Bunun için Aksu’nun Kanlıca’daki evinin birebir şekilde oluşturulmuş büyük boy bir maketi ile sekiz farklı kuklası hazırlandı. Model hamuru, akrilik boya, tel ve kumaş gibi pek çok farklı malzeme kullanmayı gerektiren, üç ay gibi uzun bir sürede ortaya çıkarılan klibin yönetmeni Sinan Tuncay, sanat yönetmeni ise Sevil Kaynak

İki genç yetenek, çalışmayla ilgili şunları söyledi: 'Vay'daki kederi, Sezen Aksu’nun kendi iç dünyasına tanıklık eden evindeki mobilyalar ve aksesuvarlar üzerinden anlatmak istedik. Video ve stop motion tekniklerini bir arada kullanarak, zamanın evin içinde bıraktığı etkiyi yansıtmaya çalıştık. Sonuçta Sezen Aksu’nun görüntüsünün mümkün olduğunca az kullanıldığı, belki de hiç olmadığı kadar kişisel bir Sezen Aksu klibi ortaya çıkmış oldu.'

Sezen Aksu ve Sinan Tuncay'ın bir araya gelme hikayesi de bir hayli ilginç. Tuncay hikayesini şöyle anlatıyor: "Bütün hikaye Kanlıca sahilindeki o turuncu fenerli küçük kırmızı evi fark etmemle başladı. Evlerin yaşanmışlıkları ve içlerinde yaşayan insanlarla olan ilişkileri beni hep çok etkiledi.
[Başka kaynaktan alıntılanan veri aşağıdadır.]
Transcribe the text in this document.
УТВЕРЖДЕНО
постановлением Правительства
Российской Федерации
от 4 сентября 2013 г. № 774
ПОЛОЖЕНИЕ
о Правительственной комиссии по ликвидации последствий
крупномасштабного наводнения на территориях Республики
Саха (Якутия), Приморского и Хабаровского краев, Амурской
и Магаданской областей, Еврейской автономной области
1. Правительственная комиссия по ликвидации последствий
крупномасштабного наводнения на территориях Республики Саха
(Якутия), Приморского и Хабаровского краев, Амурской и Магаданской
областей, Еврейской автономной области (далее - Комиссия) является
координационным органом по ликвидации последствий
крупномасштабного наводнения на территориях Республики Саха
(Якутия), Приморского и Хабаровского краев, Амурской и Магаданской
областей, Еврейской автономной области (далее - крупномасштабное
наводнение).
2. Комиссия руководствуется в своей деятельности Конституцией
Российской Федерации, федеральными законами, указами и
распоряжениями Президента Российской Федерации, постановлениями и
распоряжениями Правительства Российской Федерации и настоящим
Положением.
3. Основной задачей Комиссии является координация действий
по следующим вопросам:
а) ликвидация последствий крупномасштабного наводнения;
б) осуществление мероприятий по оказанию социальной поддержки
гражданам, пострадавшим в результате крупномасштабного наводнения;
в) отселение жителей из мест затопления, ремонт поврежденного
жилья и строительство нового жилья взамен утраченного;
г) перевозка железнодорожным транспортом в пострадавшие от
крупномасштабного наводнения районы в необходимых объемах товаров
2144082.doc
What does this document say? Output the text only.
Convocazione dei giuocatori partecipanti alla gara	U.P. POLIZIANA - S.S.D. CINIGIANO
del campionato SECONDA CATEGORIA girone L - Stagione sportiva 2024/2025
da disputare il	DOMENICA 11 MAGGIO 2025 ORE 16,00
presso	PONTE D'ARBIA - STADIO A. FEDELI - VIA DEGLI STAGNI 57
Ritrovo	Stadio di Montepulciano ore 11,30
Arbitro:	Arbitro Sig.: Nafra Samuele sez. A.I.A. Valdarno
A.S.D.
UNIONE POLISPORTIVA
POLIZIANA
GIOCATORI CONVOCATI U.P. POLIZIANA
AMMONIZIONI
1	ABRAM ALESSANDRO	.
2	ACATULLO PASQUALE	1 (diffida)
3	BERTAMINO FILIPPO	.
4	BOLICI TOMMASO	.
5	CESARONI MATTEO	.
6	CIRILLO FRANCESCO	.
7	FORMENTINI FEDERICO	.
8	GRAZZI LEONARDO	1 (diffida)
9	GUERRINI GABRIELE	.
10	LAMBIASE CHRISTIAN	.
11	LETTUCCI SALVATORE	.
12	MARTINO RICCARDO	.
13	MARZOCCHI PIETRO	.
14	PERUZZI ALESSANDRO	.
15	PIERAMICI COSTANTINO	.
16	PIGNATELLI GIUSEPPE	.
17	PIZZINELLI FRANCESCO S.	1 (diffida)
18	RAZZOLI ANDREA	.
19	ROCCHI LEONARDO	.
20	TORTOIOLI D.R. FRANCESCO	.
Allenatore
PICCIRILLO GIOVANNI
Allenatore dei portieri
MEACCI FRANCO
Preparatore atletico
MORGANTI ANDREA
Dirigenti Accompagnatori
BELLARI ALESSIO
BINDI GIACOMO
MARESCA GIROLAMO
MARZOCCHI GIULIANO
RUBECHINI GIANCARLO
Maketler de adeta bunu keşfettiğim oyun alanları haline dönüştüler. Röportajlarından, fotoğraflarından faydalanarak ve biraz da hayal gücümü kullanarak birkaç ayda Sezen Aksu'nun evinin küçük bir maketini hazırladım ve video çalışmamı Sezen Aksu'ya ulaştırdım. Bundan sonrası hayal edebileceğimin çok ötesinde gelişti. Sezen Aksu, yaptığım videonun bir benzerini yeni albümündeki 'Vay' şarkısı için hazırlamamı isteyince, daha önce pek çok proje için birlikte çalıştığım arkadaşım Sevil Kaynak da projeye dahil oldu." (Kralmagazin.com)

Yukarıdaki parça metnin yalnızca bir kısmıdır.